Perhaps you mean the chamois is tearing at the stitching? In that case, I'd say you're using too large of a needle or too many stitches per inch. Measure how many stitches per inch you have on another pair of shorts and mimic that.


----------



## Augusto.at

Peter P. said:


> If the chamois is ripping apart, then the chamois is junk. I bought my chamois from Kucharik. You can also get them from Aero Tech Designs. The method I used to sew in the chamois is listed in one of the above posts. Feel free to ask any questions.
> 
> Perhaps you mean the chamois is tearing at the stitching? In that case, I'd say you're using too large of a needle or too many stitches per inch.

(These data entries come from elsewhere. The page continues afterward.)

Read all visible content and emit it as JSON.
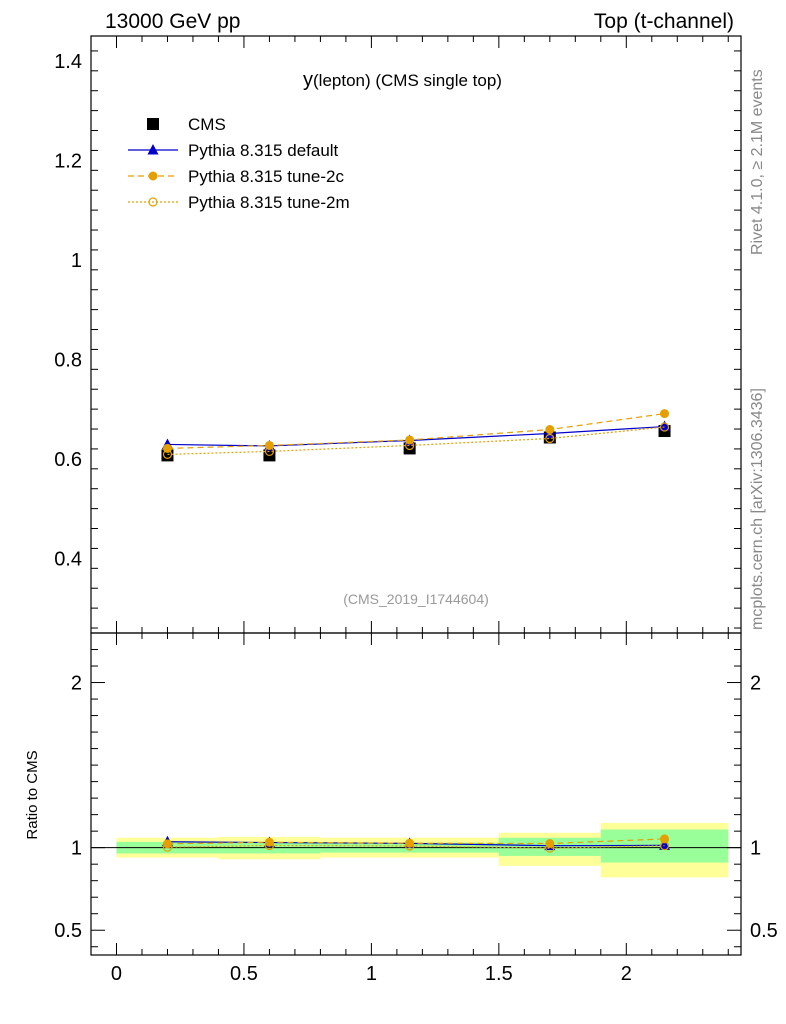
{
  "header": {
    "left_label": "13000 GeV pp",
    "right_label": "Top (t-channel)"
  },
  "side_labels": {
    "rivet": "Rivet 4.1.0, ≥ 2.1M events",
    "mcplots": "mcplots.cern.ch [arXiv:1306.3436]"
  },
  "chart_data": [
    {
      "type": "line",
      "panel": "main",
      "title_main": "y",
      "title_sub": "(lepton) (CMS single top)",
      "watermark": "(CMS_2019_I1744604)",
      "xlim": [
        -0.1,
        2.45
      ],
      "ylim": [
        0.25,
        1.45
      ],
      "x_ticks": [
        0,
        0.5,
        1,
        1.5,
        2
      ],
      "x_tick_labels": [
        "0",
        "0.5",
        "1",
        "1.5",
        "2"
      ],
      "y_ticks": [
        0.4,
        0.6,
        0.8,
        1.0,
        1.2,
        1.4
      ],
      "y_tick_labels": [
        "0.4",
        "0.6",
        "0.8",
        "1",
        "1.2",
        "1.4"
      ],
      "series": [
        {
          "name": "CMS",
          "color": "#000000",
          "marker": "square",
          "x": [
            0.2,
            0.6,
            1.15,
            1.7,
            2.15
          ],
          "y": [
            0.607,
            0.607,
            0.621,
            0.643,
            0.656
          ]
        },
        {
          "name": "Pythia 8.315 default",
          "color": "#0000cc",
          "marker": "triangle",
          "line": "solid",
          "x": [
            0.2,
            0.6,
            1.15,
            1.7,
            2.15
          ],
          "y": [
            0.629,
            0.626,
            0.637,
            0.651,
            0.665
          ]
        },
        {
          "name": "Pythia 8.315 tune-2c",
          "color": "#e69f00",
          "marker": "circle",
          "line": "dashed",
          "x": [
            0.2,
            0.6,
            1.15,
            1.7,
            2.15
          ],
          "y": [
            0.621,
            0.627,
            0.638,
            0.659,
            0.691
          ]
        },
        {
          "name": "Pythia 8.315 tune-2m",
          "color": "#e69f00",
          "marker": "open-circle",
          "line": "dotted",
          "x": [
            0.2,
            0.6,
            1.15,
            1.7,
            2.15
          ],
          "y": [
            0.609,
            0.615,
            0.627,
            0.641,
            0.664
          ]
        }
      ]
    },
    {
      "type": "line",
      "panel": "ratio",
      "ylabel": "Ratio to CMS",
      "ylim": [
        0.35,
        2.3
      ],
      "y_ticks": [
        0.5,
        1,
        2
      ],
      "y_tick_labels": [
        "0.5",
        "1",
        "2"
      ],
      "bands": {
        "edges": [
          0,
          0.4,
          0.8,
          1.5,
          1.9,
          2.4
        ],
        "inner": [
          [
            0.965,
            1.035
          ],
          [
            0.965,
            1.035
          ],
          [
            0.97,
            1.03
          ],
          [
            0.95,
            1.06
          ],
          [
            0.91,
            1.11
          ]
        ],
        "outer": [
          [
            0.94,
            1.06
          ],
          [
            0.93,
            1.065
          ],
          [
            0.94,
            1.06
          ],
          [
            0.89,
            1.09
          ],
          [
            0.82,
            1.15
          ]
        ]
      },
      "series": [
        {
          "name": "Pythia 8.315 default",
          "x": [
            0.2,
            0.6,
            1.15,
            1.7,
            2.15
          ],
          "y": [
            1.036,
            1.031,
            1.026,
            1.012,
            1.014
          ]
        },
        {
          "name": "Pythia 8.315 tune-2c",
          "x": [
            0.2,
            0.6,
            1.15,
            1.7,
            2.15
          ],
          "y": [
            1.023,
            1.033,
            1.027,
            1.025,
            1.053
          ]
        },
        {
          "name": "Pythia 8.315 tune-2m",
          "x": [
            0.2,
            0.6,
            1.15,
            1.7,
            2.15
          ],
          "y": [
            1.003,
            1.013,
            1.01,
            0.997,
            1.012
          ]
        }
      ]
    }
  ]
}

Measure how many stitches per inch you have on another pair of shorts and mimic that.


Thank you Peter.


----------



## dlb1918

Boure


----------



## Souke-Cycling

Can you share with us how the chamois were stiched to the other materiel? Usually if the chamois is stiched in Z way, then, it will be hard for you to get it off and replaced.


----------



## Peter P.

Souke-Cycling said:


> Can you share with us how the chamois were stiched to the other materiel? Usually if the chamois is stiched in Z way, then, it will be hard for you to get it off and replaced.
> View attachment 481090
> View attachment 481091


I agree. Using a stitch ripper on a zig-zag stitch is time consuming, but it can be done as I learned. Mark the outline of the existing chamois with tailor's chalk before you remove it, to give you an idea where to center the replacement.


----------



## Souke-Cycling

Peter P. said:


> I agree. Using a stitch ripper on a zig-zag stitch is time consuming, but it can be done as I learned. Mark the outline of the existing chamois with tailor's chalk before you remove it, to give you an idea where to center the replacement.


Yes it will take extra time and work and should be a professional tailor to do that.


----------